Ashurst Home for Girls, Ashurst, Tunbridge Wells, Kent

The Ashurst Home for Girls was opened by the Waifs and Strays Society in 1884 at Church Villa, Ashurst, near Tunbridge Wells. On March 28th, 1884, the home received its official certification to operate as an Industrial School, allowing magistrates to place girls there for offences such as vagrancy, begging, living in a brothel or associating with prostitutes, or having committed an imprisonable offence while under the age of twelve. The home provided accommodation for up to 18 girls, aged from 12 to 14.

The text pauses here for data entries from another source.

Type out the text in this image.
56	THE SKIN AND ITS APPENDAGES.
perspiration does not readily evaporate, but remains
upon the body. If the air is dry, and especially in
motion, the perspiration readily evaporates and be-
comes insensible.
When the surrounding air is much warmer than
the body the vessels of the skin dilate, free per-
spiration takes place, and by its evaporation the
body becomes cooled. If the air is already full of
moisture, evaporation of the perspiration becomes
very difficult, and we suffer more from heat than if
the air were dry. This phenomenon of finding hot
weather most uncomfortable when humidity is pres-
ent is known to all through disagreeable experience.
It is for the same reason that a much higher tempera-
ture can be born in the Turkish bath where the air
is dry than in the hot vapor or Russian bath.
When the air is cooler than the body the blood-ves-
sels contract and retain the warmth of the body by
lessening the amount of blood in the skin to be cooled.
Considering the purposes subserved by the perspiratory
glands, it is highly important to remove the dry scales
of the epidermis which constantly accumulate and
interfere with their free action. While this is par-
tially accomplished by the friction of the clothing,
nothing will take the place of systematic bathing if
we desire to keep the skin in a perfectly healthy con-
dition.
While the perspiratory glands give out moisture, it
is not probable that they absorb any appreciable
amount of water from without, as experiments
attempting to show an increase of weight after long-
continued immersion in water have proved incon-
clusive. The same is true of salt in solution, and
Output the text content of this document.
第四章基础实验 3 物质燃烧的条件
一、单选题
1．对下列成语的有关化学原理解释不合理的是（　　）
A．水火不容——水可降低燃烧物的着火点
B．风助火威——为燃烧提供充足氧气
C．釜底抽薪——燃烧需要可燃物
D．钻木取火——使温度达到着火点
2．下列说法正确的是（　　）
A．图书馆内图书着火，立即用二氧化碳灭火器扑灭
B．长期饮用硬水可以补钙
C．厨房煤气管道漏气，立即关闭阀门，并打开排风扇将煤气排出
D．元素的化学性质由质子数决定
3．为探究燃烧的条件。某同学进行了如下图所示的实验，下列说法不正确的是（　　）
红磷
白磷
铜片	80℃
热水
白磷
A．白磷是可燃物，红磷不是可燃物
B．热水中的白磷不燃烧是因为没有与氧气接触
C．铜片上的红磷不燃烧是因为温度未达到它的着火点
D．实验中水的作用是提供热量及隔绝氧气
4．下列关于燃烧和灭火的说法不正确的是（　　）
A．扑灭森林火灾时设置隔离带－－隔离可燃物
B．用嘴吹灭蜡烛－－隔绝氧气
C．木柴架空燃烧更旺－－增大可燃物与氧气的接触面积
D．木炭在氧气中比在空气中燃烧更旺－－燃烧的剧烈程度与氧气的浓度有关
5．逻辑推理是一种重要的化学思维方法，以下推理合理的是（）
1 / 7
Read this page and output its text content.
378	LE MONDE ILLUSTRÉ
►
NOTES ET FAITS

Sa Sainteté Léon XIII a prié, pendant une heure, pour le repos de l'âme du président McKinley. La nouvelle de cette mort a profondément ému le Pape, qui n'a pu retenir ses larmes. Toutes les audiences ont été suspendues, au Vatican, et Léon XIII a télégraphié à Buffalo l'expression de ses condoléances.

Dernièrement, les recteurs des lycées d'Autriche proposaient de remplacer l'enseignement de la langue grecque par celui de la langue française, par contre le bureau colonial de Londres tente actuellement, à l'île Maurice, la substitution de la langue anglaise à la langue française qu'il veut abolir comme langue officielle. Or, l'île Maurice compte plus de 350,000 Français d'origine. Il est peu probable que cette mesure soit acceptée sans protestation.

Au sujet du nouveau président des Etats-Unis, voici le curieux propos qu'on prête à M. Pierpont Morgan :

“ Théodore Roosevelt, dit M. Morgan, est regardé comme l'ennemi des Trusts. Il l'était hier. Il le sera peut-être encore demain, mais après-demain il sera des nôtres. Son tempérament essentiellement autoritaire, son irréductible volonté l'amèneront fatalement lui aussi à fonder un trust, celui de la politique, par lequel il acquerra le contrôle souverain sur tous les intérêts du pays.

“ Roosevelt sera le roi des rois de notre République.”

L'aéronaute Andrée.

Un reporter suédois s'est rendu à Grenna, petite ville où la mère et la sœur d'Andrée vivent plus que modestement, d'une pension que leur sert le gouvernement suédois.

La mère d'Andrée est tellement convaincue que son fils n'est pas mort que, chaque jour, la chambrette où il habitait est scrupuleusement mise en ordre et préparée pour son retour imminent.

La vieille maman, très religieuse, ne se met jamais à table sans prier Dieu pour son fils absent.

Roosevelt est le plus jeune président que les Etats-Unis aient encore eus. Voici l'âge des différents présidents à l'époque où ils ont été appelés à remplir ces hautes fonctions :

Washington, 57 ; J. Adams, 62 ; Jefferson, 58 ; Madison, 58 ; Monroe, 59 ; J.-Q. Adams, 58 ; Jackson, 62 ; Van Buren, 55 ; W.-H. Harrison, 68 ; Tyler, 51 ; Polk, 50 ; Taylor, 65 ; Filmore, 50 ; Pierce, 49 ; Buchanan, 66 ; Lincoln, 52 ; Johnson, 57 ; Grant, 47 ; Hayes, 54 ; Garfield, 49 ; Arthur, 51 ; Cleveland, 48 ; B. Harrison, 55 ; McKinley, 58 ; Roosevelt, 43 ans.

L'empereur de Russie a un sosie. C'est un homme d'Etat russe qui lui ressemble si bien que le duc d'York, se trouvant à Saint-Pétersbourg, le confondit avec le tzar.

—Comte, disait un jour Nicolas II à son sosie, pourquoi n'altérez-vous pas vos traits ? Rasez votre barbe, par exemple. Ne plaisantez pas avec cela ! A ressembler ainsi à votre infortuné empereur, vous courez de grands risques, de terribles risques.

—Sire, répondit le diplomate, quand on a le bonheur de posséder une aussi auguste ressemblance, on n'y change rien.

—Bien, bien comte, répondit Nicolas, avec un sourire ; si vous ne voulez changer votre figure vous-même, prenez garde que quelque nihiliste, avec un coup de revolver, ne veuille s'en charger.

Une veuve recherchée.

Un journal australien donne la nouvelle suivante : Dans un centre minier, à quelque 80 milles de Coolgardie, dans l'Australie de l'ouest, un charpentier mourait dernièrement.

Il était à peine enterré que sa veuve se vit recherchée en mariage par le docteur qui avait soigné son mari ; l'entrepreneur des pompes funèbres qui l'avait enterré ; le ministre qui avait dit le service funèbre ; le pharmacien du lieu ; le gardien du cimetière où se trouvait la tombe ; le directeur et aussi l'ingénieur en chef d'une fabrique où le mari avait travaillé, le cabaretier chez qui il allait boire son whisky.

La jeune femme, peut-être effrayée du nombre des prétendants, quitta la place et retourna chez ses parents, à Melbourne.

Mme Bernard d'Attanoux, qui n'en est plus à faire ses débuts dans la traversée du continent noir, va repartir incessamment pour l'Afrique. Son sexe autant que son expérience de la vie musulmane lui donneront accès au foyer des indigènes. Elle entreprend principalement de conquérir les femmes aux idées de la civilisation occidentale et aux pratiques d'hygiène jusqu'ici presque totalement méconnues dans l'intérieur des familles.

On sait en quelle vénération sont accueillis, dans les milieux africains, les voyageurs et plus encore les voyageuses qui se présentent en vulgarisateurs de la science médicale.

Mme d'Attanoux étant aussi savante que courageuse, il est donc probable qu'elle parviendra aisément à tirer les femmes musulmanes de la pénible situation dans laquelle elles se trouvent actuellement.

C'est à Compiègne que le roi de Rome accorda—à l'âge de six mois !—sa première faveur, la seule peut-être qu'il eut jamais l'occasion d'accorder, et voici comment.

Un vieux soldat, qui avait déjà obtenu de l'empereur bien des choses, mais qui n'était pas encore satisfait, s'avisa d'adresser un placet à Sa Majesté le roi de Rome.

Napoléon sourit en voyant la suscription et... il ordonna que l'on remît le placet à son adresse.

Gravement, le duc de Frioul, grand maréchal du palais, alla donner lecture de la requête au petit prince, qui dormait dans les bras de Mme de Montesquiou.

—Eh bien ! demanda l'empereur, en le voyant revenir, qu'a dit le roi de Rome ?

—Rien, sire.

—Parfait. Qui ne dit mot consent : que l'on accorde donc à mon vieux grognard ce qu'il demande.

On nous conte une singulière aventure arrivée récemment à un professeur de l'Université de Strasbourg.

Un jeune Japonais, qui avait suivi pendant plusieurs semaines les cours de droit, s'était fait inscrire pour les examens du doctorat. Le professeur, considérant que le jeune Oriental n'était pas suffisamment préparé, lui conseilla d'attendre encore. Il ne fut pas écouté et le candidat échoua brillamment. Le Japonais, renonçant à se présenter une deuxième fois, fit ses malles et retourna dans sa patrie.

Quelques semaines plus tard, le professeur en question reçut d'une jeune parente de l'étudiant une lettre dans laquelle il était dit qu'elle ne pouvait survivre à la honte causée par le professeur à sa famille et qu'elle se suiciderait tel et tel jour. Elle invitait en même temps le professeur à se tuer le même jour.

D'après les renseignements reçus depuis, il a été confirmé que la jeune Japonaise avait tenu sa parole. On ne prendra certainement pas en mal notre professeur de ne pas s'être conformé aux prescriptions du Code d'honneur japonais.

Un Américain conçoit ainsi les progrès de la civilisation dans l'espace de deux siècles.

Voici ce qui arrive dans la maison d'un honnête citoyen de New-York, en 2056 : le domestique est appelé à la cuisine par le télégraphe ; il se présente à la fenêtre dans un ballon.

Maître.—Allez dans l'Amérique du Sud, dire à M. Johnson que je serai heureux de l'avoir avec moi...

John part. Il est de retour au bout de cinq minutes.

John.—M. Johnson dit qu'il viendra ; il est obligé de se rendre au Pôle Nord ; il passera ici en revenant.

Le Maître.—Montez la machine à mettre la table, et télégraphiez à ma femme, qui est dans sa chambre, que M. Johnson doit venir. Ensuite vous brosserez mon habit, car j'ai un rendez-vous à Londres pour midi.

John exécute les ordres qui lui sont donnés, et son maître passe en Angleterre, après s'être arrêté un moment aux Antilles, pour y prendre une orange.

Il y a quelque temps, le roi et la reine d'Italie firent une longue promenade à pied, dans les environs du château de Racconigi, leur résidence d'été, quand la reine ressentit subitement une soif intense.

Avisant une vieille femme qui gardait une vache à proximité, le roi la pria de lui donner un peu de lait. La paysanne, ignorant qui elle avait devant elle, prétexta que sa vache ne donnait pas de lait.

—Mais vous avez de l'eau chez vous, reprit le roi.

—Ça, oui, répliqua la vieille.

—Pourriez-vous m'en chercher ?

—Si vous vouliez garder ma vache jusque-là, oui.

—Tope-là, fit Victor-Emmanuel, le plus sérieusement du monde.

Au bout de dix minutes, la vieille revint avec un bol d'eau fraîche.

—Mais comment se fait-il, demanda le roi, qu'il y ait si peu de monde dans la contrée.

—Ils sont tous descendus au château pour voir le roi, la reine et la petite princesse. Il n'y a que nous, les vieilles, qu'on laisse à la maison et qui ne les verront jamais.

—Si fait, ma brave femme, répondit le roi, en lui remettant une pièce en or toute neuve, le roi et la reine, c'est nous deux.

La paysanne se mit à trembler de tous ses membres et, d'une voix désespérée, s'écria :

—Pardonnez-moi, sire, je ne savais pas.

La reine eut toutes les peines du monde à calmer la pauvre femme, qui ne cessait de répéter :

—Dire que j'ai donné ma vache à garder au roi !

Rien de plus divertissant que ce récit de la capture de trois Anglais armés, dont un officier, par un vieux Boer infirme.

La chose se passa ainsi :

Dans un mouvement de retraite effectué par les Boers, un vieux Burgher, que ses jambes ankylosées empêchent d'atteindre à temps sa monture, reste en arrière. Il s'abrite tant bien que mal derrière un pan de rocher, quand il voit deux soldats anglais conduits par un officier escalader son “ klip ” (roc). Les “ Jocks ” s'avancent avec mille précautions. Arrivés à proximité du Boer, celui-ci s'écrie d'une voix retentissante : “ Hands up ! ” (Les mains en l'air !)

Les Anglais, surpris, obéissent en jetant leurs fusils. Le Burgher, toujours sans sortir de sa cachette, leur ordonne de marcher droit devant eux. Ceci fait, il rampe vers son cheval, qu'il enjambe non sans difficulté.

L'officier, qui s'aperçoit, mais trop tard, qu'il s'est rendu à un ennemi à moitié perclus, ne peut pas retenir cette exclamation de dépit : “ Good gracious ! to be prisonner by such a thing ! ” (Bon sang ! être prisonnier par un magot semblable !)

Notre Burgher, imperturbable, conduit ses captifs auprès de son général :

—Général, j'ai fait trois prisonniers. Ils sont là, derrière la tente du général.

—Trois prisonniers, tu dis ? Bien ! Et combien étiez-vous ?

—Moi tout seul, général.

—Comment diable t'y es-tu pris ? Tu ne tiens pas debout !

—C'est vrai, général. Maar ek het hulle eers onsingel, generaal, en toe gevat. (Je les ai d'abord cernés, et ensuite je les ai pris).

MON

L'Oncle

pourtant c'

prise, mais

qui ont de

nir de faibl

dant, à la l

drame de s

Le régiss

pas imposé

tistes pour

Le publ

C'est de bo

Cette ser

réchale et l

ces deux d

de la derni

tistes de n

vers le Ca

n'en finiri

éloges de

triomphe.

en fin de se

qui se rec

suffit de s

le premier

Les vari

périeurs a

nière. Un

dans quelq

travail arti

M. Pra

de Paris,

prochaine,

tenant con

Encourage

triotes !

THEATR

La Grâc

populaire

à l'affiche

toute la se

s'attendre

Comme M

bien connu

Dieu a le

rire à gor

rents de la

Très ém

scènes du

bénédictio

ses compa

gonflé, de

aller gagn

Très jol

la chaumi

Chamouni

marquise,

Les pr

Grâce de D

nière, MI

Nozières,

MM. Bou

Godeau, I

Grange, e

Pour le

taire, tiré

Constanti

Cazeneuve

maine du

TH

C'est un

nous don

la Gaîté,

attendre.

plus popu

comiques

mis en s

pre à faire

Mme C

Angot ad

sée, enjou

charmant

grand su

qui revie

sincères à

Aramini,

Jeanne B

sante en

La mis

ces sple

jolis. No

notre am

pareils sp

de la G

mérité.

The girls at Ashurst did all the work of the house including cleaning, cooking and laundry. They were also taught needlework and knitting. Official inspections, though, highlighted ongoing problems at the home. The building was in poor repair and had a damp basement, the drainage was bad, and the quality of the water supply suspect. There was also been a high turnover of staff at the home. Eventually, the Society decided that it was fighting a losing battle and the home was closed in June, 1888.


Note: many repositories impose a closure period of up to 100 years for records identifying individuals. Before travelling a long distance, always check that the records you want to consult will be available.


  • Bowder, Bill Children First: a photo-history of England's children in need (1980, Mowbray)
  • Church of England Waifs and Strays' Society [Rudolfe, Edward de Montjoie] The First Forty Years: a chronicle of the Church of England Waifs and Strays' Society 1881-1920 (1922, Church of England Waifs and Strays' Society / S.P.C.K.)
  • Rudolf, Mildred de Montjoie Everybody's Children: the story of the Church of England Children's Society 1921-1948 (1950, OUP)
  • Stroud, John Thirteen Penny Stamps: the story of the Church of England Children's Society (Waifs and Strays) from 1881 to the 1970s (1971, Hodder and Stoughton)
  • Morris, Lester The Violets Are Mine: Tales of an Unwanted Orphan (2011, Xlibris Corporation) — memoir of a boy growing up in several of the Society's homes (Princes Risborough, Ashdon, Hunstanton, Leicester) in the 1940s and 50s.